= Charles Mullins (physician executive) =

American physician (1934–2025)

Charles Brown Mullins (July 29, 1934 – December 4, 2025) was an American physician and the Ashbel Smith Emeritus Professor at the University of Texas Southwestern Medical Center. A cardiologist, Mullins served as the director of clinical cardiology and the cardiac catheterization lab at Parkland Hospital. Later, he was the executive vice chancellor for health affairs at the University of Texas System and the chief executive officer at Parkland.

==Education==
Mullins earned an undergraduate degree from the University of North Texas in 1954. He graduated from medical school at UT Southwestern Medical Center. After an internship in Colorado, Mullins became a flight surgeon in the U.S. Air Force. He completed a residency at Parkland Hospital and was a research fellow at the National Heart Institute in Bethesda.

==Career==
Mullins was a cardiologist at Parkland Hospital. He directed clinical cardiology and the cardiac catheterization lab there. He was on the faculty at the University of Texas Southwestern.

In 1979, Mullins was hired as Parkland's CEO. The year before, the hospital's new board of directors had made it a priority to look for a physician for the position, noting that other top public hospitals had physician leadership. During a two-year tenure as CEO, he facilitated the passage of a $90 million bond issue for improvements at the hospital, and the hospital improved its relationship with the University of Texas Southwestern. Mullins left Parkland in 1981 to serve as the executive vice president for health affairs at the University of Texas System.

Mullins rejoined the faculty at UT Southwestern in 2001. Mullins was named the Ashbel Smith Professor at UT Southwestern in 2004. He earned emeritus status at UT Southwestern in 2005.
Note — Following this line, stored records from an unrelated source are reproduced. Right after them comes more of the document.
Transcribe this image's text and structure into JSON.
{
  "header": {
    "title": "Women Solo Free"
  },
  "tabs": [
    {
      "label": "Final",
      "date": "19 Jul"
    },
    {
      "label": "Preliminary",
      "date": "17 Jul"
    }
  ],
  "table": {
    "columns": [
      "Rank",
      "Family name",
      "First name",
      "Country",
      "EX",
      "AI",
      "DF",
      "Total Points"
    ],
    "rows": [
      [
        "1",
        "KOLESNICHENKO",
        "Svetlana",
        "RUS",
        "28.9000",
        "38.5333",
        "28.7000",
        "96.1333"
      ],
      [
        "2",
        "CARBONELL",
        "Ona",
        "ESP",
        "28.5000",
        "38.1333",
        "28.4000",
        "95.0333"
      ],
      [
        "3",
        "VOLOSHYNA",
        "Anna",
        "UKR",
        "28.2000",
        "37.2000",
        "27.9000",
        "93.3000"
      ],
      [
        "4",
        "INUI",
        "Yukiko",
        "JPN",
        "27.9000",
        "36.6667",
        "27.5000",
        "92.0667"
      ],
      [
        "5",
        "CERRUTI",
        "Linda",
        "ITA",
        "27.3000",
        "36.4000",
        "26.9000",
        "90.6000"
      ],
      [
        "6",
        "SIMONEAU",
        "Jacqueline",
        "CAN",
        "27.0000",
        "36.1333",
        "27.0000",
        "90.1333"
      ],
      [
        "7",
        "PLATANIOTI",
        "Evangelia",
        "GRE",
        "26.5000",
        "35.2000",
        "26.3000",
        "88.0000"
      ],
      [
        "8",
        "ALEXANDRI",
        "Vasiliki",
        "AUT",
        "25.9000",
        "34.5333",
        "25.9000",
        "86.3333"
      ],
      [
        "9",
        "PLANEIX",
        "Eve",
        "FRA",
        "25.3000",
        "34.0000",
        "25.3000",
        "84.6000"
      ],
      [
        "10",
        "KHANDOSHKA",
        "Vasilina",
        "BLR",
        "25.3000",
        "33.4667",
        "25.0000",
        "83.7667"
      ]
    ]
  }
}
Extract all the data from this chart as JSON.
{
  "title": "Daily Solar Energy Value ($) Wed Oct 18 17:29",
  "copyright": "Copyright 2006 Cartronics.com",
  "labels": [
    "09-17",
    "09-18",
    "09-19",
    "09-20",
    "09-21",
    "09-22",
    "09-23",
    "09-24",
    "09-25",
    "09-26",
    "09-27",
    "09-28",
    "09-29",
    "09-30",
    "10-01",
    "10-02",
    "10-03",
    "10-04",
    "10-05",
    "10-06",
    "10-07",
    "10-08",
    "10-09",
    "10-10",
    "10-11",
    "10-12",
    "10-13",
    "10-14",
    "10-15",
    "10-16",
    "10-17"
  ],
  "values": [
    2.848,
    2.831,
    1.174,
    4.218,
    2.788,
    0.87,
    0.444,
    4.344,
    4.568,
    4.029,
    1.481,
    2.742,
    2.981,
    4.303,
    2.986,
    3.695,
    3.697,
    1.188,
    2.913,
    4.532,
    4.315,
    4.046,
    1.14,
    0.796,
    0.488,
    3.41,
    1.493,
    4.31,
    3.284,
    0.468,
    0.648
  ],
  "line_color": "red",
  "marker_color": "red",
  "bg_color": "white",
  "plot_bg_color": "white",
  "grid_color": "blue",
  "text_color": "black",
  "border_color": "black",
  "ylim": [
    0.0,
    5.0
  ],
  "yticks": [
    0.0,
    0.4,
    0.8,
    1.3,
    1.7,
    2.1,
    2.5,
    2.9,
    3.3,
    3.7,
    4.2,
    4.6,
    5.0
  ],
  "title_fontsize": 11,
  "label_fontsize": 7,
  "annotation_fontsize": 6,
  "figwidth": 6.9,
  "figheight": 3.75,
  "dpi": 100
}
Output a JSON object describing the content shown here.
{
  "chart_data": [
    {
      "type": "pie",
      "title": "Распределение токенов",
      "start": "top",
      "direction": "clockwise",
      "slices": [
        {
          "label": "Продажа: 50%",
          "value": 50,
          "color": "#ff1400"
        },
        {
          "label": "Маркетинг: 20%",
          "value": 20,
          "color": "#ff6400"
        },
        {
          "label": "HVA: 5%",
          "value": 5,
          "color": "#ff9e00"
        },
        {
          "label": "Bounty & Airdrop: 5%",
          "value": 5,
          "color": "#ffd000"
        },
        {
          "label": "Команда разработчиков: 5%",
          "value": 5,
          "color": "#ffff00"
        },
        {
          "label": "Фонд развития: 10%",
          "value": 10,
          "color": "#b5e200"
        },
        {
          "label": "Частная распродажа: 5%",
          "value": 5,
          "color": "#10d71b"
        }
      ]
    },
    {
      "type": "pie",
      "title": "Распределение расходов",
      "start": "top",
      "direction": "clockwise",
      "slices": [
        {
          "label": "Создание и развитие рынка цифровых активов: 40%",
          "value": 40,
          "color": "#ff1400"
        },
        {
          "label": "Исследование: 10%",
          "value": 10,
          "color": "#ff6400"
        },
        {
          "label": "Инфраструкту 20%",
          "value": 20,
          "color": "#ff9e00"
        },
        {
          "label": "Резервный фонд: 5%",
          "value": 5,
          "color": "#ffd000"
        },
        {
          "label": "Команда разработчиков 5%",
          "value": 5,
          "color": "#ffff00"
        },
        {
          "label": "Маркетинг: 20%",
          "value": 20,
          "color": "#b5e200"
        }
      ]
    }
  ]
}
Mullins was a past president of the Texas Medical Association's 50-Year Club, a group of physicians who graduated from medical school more than 50 years ago. In 2011, he reflected on the technological advances in medicine over his career, recalling that he once inserted pacemakers that were twice as large as a pack of cigarettes; pacemakers in the 21st century were about the size of a fifty-cent piece.

==Personal life and death==
Mullins was married to Stella Mullins, the former president and CEO of Mental Health America of Texas, until her 2012 death. They had two children. The University of North Texas named Charles Mullins a distinguished alumnus in 1989. After retiring from medical practice, he served on the board of directors for the People's Community Clinic, a charity medical clinic in Austin. Mullins died in Austin, Texas, on December 4, 2025, at the age of 91.